Kale and Crunchy Corn Salad
Prep Time 15 minutes
Servings 4-6
Ingredients
Half a bunch kale, leaves shredded
1 cup grated carrot
1 cup grated beetroot
1 cup grated cabbage
½ cup daikon, julienne
⅓ cup vegan Parmesan
½ cup chilli toasted corn
Vegan Parmesan
¾ cup raw cashews
3 tbsp nutritional yeast
¼ tsp garlic powder
Dressing
⅓ cup extra virgin olive oil
3 tbsp apple cider vinegar
1 tbsp white balsamic vinegar
Big pinch salt flakes
1 tsp maple syrup
2 heaped tsp Dijon mustard
Method
For vegan Parmesan, place all ingredients in a food processor and blitz to a fine crumb.

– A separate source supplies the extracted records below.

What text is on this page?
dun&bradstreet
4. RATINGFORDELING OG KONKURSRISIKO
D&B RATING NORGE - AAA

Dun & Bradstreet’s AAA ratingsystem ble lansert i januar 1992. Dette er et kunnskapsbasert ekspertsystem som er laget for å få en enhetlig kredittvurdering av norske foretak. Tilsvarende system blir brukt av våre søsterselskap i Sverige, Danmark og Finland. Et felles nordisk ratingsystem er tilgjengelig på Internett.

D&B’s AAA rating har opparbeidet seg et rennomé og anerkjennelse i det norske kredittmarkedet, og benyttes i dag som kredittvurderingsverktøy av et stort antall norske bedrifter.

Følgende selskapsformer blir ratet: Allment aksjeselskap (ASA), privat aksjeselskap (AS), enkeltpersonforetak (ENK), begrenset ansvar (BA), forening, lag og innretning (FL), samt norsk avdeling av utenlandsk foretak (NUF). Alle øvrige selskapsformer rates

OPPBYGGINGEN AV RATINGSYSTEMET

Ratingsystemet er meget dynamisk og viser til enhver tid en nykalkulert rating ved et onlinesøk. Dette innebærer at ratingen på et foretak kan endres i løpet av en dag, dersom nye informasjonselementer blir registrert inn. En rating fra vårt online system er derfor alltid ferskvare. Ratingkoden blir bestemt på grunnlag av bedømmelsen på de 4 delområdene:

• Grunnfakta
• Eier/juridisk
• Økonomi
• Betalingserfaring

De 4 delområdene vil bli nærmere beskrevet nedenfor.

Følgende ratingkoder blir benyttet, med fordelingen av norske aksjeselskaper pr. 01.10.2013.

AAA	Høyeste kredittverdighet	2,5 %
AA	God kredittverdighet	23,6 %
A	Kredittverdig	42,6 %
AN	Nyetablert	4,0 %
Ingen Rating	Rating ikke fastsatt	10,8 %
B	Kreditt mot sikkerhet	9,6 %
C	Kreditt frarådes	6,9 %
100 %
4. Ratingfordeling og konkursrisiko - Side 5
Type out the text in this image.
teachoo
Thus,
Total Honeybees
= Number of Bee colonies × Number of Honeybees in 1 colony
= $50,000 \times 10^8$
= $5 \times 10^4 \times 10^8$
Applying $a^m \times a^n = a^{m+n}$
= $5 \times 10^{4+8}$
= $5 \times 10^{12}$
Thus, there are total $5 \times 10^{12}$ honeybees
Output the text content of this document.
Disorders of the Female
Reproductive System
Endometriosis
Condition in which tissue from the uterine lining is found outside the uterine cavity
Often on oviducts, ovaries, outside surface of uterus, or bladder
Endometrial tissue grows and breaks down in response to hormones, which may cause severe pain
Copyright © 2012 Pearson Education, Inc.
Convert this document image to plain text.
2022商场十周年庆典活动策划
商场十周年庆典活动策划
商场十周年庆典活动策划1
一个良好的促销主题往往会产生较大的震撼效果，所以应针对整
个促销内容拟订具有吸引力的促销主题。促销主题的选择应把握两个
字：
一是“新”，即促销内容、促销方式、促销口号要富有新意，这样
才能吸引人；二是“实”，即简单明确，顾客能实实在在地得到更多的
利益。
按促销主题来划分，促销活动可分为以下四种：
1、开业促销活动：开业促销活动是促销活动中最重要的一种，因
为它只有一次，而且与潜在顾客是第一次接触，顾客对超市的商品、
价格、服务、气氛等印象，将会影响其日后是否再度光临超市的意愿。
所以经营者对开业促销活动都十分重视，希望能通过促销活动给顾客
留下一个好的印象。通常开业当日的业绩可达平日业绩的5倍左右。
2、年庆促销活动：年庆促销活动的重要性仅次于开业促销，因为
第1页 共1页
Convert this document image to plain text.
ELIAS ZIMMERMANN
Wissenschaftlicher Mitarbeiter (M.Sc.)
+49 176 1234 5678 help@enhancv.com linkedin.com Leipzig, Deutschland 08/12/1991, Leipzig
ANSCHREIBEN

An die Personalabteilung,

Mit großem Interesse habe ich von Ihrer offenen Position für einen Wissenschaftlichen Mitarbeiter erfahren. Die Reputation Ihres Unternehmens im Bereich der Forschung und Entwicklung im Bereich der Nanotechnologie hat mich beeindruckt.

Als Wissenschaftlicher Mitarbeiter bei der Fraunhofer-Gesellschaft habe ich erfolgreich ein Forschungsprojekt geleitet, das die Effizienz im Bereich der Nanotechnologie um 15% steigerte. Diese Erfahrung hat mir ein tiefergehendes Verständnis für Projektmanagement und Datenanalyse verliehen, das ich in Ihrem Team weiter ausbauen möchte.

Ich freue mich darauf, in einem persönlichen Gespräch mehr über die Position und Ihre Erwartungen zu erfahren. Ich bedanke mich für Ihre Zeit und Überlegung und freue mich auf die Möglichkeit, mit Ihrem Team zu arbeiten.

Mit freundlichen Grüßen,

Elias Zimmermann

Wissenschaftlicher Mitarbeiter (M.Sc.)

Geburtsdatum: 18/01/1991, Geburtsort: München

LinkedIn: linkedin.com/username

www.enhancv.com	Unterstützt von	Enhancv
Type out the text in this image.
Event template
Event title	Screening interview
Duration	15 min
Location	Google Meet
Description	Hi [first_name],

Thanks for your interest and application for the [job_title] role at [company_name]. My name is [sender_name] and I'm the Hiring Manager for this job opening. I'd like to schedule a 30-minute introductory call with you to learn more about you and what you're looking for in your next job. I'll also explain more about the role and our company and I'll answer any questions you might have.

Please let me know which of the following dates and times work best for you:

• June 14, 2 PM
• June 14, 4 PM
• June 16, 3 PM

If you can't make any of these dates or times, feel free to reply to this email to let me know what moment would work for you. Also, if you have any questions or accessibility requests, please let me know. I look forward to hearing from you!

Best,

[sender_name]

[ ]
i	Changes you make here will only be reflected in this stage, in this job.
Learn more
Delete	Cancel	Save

For dressing, combine all ingredients in a jar and shake well.
Place the kale, a few teaspoons of the vegan parmesan and a little bit of the dressing in a bowl and massage it into the leaves. Mix well and leave to sit for at least 5 minutes. Add the remaining vegetables, some more vegan parmesan, and enough dressing to coat. Toss well to combine, then sprinkle over the toasted corn.
As is this is a great salad to use in tacos. To make a meal out of this, options to add, avocado chunks, leftover roasted sweet potato, shredded chicken, 5 minute eggs or fried egg, roasted salmon or and other veggies.